As the sample size increases (e.g., n = 20), the distribution of the sample means becomes more concentrated around the population mean, and the standard deviation decreases.

Key Point: Increasing sample size reduces the standard error, making the sample mean a more precise estimator of the population mean.
Probability Calculations with the Sample Mean
Probabilities involving the sample mean can be computed using the normal distribution if the population is normal or the sample size is large (Central Limit Theorem). For example, to find the probability that the sample mean exceeds a certain value, convert to a Z-score:
\( Z = \frac{\bar{x} - \mu}{\sigma_{\bar{x}}} \)

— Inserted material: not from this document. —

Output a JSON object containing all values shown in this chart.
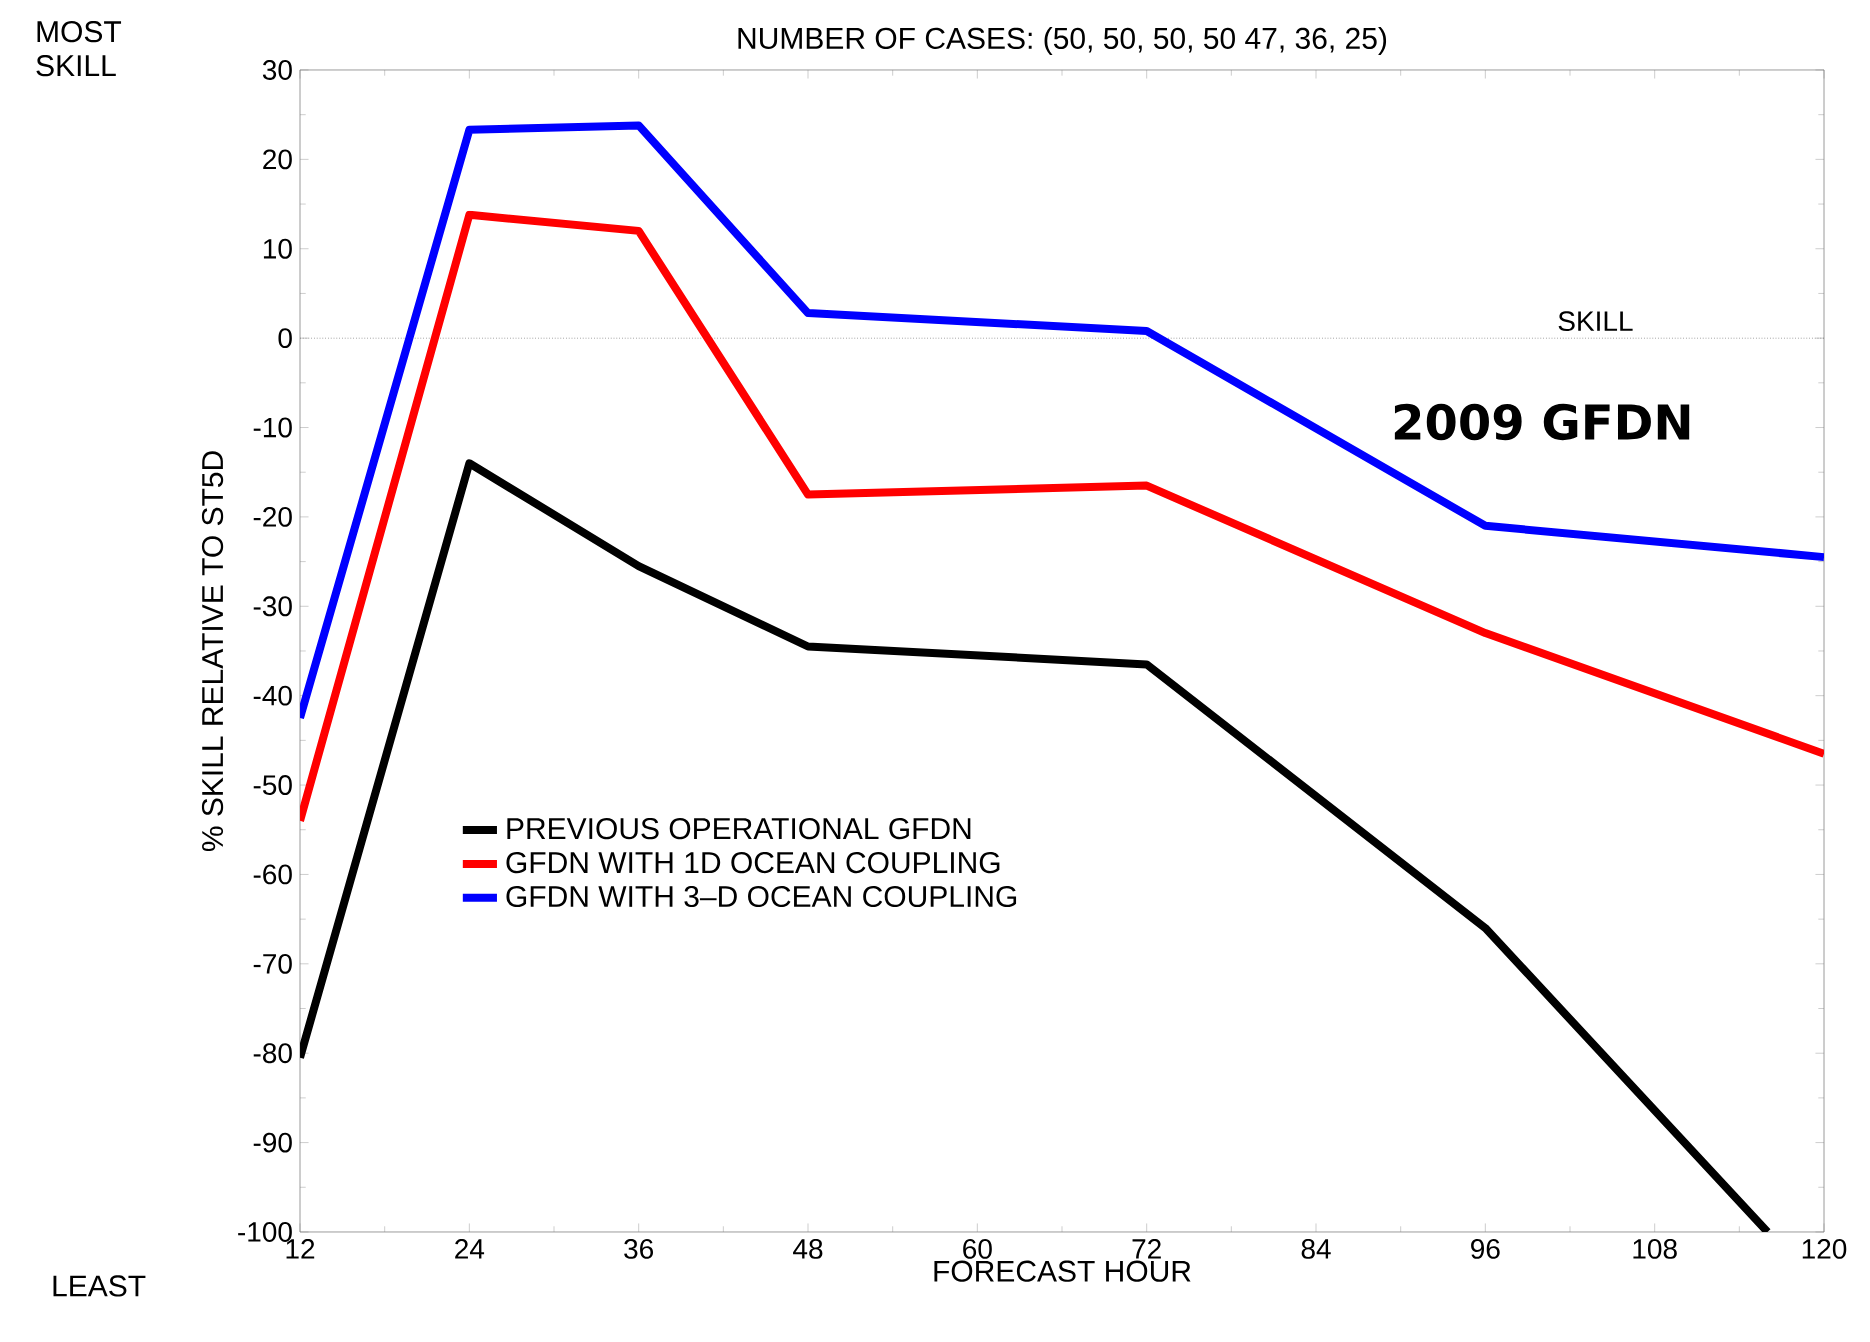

Sample Mean from a Non-Normal Population and the Central Limit Theorem
When the population is not normal, the Central Limit Theorem (CLT) states that the sampling distribution of the sample mean becomes approximately normal as the sample size increases, regardless of the population's shape.
CLT: For sufficiently large n, \( \bar{x} \) is approximately normal with mean \( \mu \) and standard deviation \( \frac{\sigma}{\sqrt{n}} \).
Example: Rolling a fair die (population is not normal):

Sampling distributions for different sample sizes:

As n increases, the sampling distribution becomes more symmetric and bell-shaped, illustrating the CLT.
Distribution of the Sample Proportion
Sample Proportion: Definition and Properties
The sample proportion \( \hat{p} \) is the fraction of individuals in a sample with a certain characteristic. It is a point estimate of the population proportion p:
\( \hat{p} = \frac{x}{n} \), where x is the number with the characteristic in a sample of size n.
Example: In a poll, 349 out of 1,745 voters approve of a policy. The sample proportion is \( \hat{p} = \frac{349}{1745} = 0.2 \).
Sampling Distribution of the Sample Proportion
The sampling distribution of \( \hat{p} \) describes the variability of sample proportions from repeated samples. For large enough n, the distribution is approximately normal:
Mean: \( \mu_{\hat{p}} = p \)
Standard deviation (standard error): \( \sigma_{\hat{p}} = \sqrt{\frac{p(1-p)}{n}} \)
Normality condition: The distribution is approximately normal if \( np(1-p) \geq 10 \).
Simulated sampling distributions for different sample sizes (n = 10, 50, 100) show that as n increases, the distribution becomes more normal and less spread out:

Key Point: Larger sample sizes yield sampling distributions of \( \hat{p} \) that are more tightly clustered around the population proportion and more closely approximate normality.
Probability Calculations with Sample Proportions
Probabilities involving sample proportions can be computed using the normal approximation when conditions are met. For example, to find the probability that \( \hat{p} \) exceeds a certain value, use:
\( Z = \frac{\hat{p} - p}{\sigma_{\hat{p}}} \)
Interpretation of results should consider whether the observed sample proportion is likely or unusual under the assumed population proportion.
Summary Table: Key Formulas for Sampling Distributions
Statistic | Mean of Sampling Distribution | Standard Deviation (Standard Error) | Approximate Normality Condition |
|---|---|---|---|
Sample Mean (\( \bar{x} \)) | \( \mu_{\bar{x}} = \mu \) | \( \sigma_{\bar{x}} = \frac{\sigma}{\sqrt{n}} \) | Population normal or n large (CLT) |
Sample Proportion (\( \hat{p} \)) | \( \mu_{\hat{p}} = p \) | \( \sigma_{\hat{p}} = \sqrt{\frac{p(1-p)}{n}} \) | \( np(1-p) \geq 10 \) |